Begin with the sides. Locate the spot where you want your sideburn to begin (mid-ear is a good bet for most guys). Stretch the skin on your head taut to get a smooth, even surface, and move the clipper against the grain — nearly always straight up. “If you do it with the grain, you’re going to have a lot of stray hairs sticking up by the end of the cut,” DeAngelis says. Multiple passes with the clipper should alleviate this problem, but running a fine-tooth comb through freshly buzzed hair can reveal runaway hairs, too.

Follow the south-to-north pattern on both sides of the head. From the top of your forehead, buzz straight back. DeAngelis says it’s fine to buzz in long strips, lawn-mower style, but that shorter, consecutive strokes work, too. Either way, go over each spot more than once to catch any hairs that were laying down on the first go.

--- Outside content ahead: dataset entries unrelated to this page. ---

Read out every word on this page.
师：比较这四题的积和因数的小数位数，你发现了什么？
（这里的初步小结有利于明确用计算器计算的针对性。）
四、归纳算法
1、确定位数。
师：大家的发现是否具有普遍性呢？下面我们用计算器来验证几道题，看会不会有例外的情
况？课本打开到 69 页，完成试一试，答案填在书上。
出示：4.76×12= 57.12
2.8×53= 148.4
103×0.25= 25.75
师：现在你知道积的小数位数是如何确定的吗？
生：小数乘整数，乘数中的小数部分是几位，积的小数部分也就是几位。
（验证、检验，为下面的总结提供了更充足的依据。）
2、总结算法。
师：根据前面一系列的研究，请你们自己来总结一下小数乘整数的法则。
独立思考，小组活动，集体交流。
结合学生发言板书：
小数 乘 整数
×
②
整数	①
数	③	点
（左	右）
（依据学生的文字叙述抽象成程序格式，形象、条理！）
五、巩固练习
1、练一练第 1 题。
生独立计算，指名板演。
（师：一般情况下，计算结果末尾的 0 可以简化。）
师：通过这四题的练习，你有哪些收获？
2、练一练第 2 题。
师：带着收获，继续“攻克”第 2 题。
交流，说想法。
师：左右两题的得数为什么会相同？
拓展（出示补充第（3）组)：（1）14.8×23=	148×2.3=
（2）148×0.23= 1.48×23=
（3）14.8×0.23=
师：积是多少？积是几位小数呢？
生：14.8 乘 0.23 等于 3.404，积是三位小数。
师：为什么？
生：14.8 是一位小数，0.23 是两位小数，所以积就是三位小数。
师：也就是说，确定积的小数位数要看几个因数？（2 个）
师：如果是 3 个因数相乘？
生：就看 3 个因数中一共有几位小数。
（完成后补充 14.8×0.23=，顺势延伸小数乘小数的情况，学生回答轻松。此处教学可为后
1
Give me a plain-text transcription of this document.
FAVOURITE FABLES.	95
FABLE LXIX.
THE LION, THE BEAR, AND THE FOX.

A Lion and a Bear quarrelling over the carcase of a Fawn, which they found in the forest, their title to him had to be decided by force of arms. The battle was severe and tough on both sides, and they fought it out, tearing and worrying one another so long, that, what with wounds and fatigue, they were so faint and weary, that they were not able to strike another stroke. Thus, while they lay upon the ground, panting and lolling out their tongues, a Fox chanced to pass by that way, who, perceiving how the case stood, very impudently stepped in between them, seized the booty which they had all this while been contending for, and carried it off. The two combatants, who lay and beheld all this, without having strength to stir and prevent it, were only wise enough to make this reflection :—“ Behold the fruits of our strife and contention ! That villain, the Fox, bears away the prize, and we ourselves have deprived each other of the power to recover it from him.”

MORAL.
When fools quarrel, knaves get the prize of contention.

The back of the head is where the process gets tricky. Buzz from bottom to top, like you did on the sides, but check the direction of your hair growth. “On the top-back of the head for most guys, the hair kind of joins and does this little spiral,” DeAngelis says. “You’ll want to go around that swirl with the clippers and hit it from every angle.”

Spiral notwithstanding, nailing your neckline alone is a tough job, and this is where the hand mirror becomes your best friend. Stand facing away from the mirror, then hold up the hand mirror so you can see your natural neckline. Starting near the bottom, bring the clippers in a downward motion, slowly and with short strokes. Once all the hair is buzzed, use a safety razor to clean up any strays. Again, shave in a downward motion with the neckline instead of attempting a crisp-yet-challenging horizontal line. “Going for a straight line is just too hard for someone styling their own hair,” DeAngelis says.

A few words on your beard, if you have one: No need to make it match your hair length — dudes like Tim Howard have made the short-hair, long-beard style cool. But it’s important to blend the buzz into the sideburns. Using a size four (or higher) clipper attachment, buzz down the sideburn until you reach a spot even with your earlobe (make sure the lever is open at this point). Then turn and buzz the opposite way, slowly closing the lever as you go to blend the longer sideburn toward the cropped hair.

DeAngelis insists that when it comes to styling, sticking with one length is easiest. But the lever on the side of the clipper can add some variation. Leave it open on the top and closed on the sides for a subtle, longer-on-top look. Steer clear of fancy techniques, though. “I really wouldn’t recommend fading it yourself,” DeAngelis says. “It’s not necessarily that easy. Leave that to professionals.”